Мировая история в легендах и мифах - страница 51
Марк Антоний, когда-то приезжавший в Александрию с миссией Сената, говорил, что из дочерей Птолемея интереснее всего одна, по имени Клеопатра, рожденная, вроде, не от законной жены царя, его же родной сестры, а от какой-то наложницы то ли из Парфии, то ли из Иудеи.
А династия была плодовитой. Наследники великого Александра, показавшего когда-то цивилизованному миру, что даже за Парфией и Понтом Эвксинским есть еще страны, которые можно и нужно завоевать, теперь со всей страстью убирали друг друга всевозможными способами, стремясь к власти, и… собирали книги. Тем и известны стали миру, ну, кроме своего кровосмесительства и прекрасной, неповторимой Александрии, увидеть которую хоть раз в жизни мечтал каждый образованный римлянин.
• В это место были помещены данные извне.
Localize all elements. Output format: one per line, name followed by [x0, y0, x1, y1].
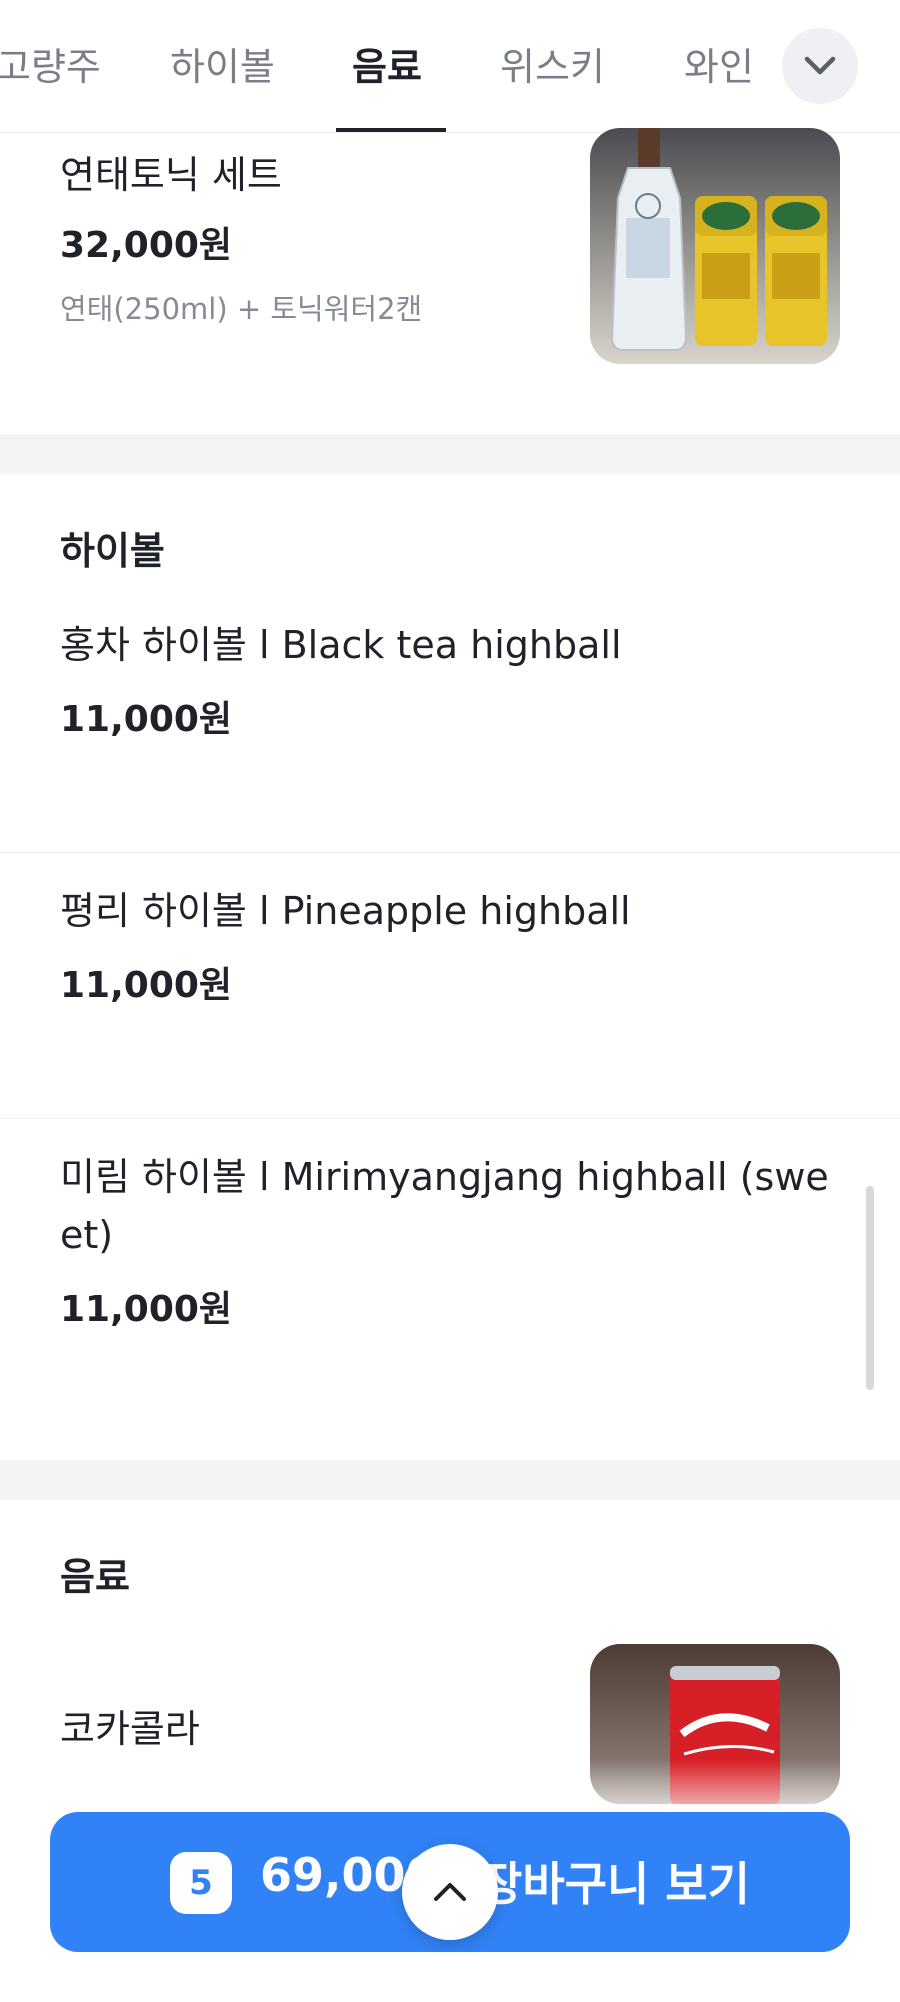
cart-count-badge: 5	[170, 1852, 232, 1914]
cart-label: 장바구니 보기	[480, 1857, 750, 1911]
section-divider	[0, 434, 900, 474]
scrollbar-thumb[interactable]	[866, 1186, 874, 1390]
row-divider	[0, 1118, 900, 1119]
row-divider	[0, 852, 900, 853]
active-tab-indicator	[336, 128, 446, 132]
item-name: 평리 하이볼 l Pineapple highball	[60, 889, 631, 933]
item-price: 11,000원	[60, 699, 233, 740]
tab-goryangju[interactable]: 고량주	[0, 36, 101, 91]
item-name: 미림 하이볼 l Mirimyangjang highball (swe et)	[60, 1155, 829, 1257]
section-title-drinks: 음료	[60, 1555, 130, 1599]
scroll-to-top-button[interactable]	[402, 1844, 498, 1940]
item-name: 홍차 하이볼 l Black tea highball	[60, 623, 622, 667]
more-categories-button[interactable]	[782, 28, 858, 104]
item-price: 11,000원	[60, 1289, 233, 1330]
category-tab-bar: 고량주 하이볼 음료 위스키 와인	[0, 0, 900, 133]
item-price: 11,000원	[60, 965, 233, 1006]
item-image	[590, 128, 840, 364]
yantai-tonic-photo	[590, 128, 840, 364]
item-name: 코카콜라	[60, 1707, 200, 1751]
tab-whisky[interactable]: 위스키	[500, 36, 605, 91]
item-name: 연태토닉 세트	[60, 153, 282, 197]
tab-drinks[interactable]: 음료	[352, 36, 422, 91]
section-divider	[0, 1460, 900, 1500]
tab-wine[interactable]: 와인	[684, 36, 754, 91]
item-price: 32,000원	[60, 225, 233, 266]
chevron-down-icon	[804, 56, 836, 75]
chevron-up-icon	[434, 1883, 466, 1901]
tab-highball[interactable]: 하이볼	[170, 36, 275, 91]
section-title-highball: 하이볼	[60, 529, 165, 573]
item-description: 연태(250ml) + 토닉워터2캔	[60, 292, 423, 326]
По языку и книжной культуре – греки, по нравам – египтяне. Цепляются за чисто внешние остатки эллинской демократии и одновременно скатились до обожествления своих царей. Верят в Зевса, Диониса, и при этом же – в египетских богов с головами собак. Как все это у них сочетается?!
Цезарь сам был из породы тех, кто нарушает табу, и в душе признавался себе, что эта очень странная прославленная семейка, единственная династия, имеющая родство с самим Александром Великим, вызывает в нем жгучее (ну, может быть, отчасти и нездоровое) любопытство.
Когда все ушли, Цезарь наконец в полной мере почувствовал, как он устал. В основании черепа тревожно засаднило предвестие припадка. Он стал массировать виски. Парила благовониями горячая ванна. Манила застланная кровать.
И тут раздался стук в дверь…
Он думал теперь, что даже на смертном одре будет вспоминать ту свою александрийскую ночь во дворце Птолемеев!
Ему доложили, что его молят принять какие-то греки – старик и молодая женщина. Старика он приказал оставить за дверьми, а на женщину решил взглянуть.
И когда она вошла, он в удивлении даже чуть привстал на троне Птолемеев, где до этого довольно удобно устроился. В зал царственно ступила настоящая эллинская красавица! Елена Троянская!
Она тоже была явно удивлена и приподняла четко, словно кистью Архелая, подведенные брови.
– Ты – Цезарь, – сказала она по-гречески и посмотрела на него с ужасом и отвращением, которых не сумела скрыть. – Римлянин – на троне Птолемеев!
– Да, дитя мое, ты ожидала увидеть в этом зале кого-то другого? – улыбнулся Цезарь. Ответил он, конечно, тоже по-гречески – не надеясь, что прекрасное создание знает латынь.
Он был прав. Она не знала латыни.
– А кто ты и зачем пожаловала ко мне во дворец?
Он уже, впрочем, догадывался, кто к нему пожаловал. Красавицу явно покоробили слова «ко мне во дворец», но Цезарь не обратил на это никакого внимания и продолжал:
– Беглянка? Сестра юного царя Птолемея?.. Клеопатра! – вокликнул он.
– Нет, не Клеопатра! – с неожиданно ребячливым вызовом выкрикнула красавица. – У Птолемея – две дочери! Две! Я – Арсиноя, истинная и законная дочь ослепительного царя Египта Птолемея! Отправившегося к праотцам, как известно Цезарю.
– Да уж, известно…
Цезарь с любопытством наблюдал, как неожиданная гневная гримаса сделала ее очень похожей на своего брата, малолетнего царя. Причем гнев она старалась выражать с достоинством – видимо, ее учили, как это делать царственно: двигались мускулы лица, гордо посаженная голова, шея, но тело оставалось неподвижным, жестикуляция рук – сдержанной. Он улыбнулся этим заученным попыткам, которые производили несколько жутковатый, кукольный эффект.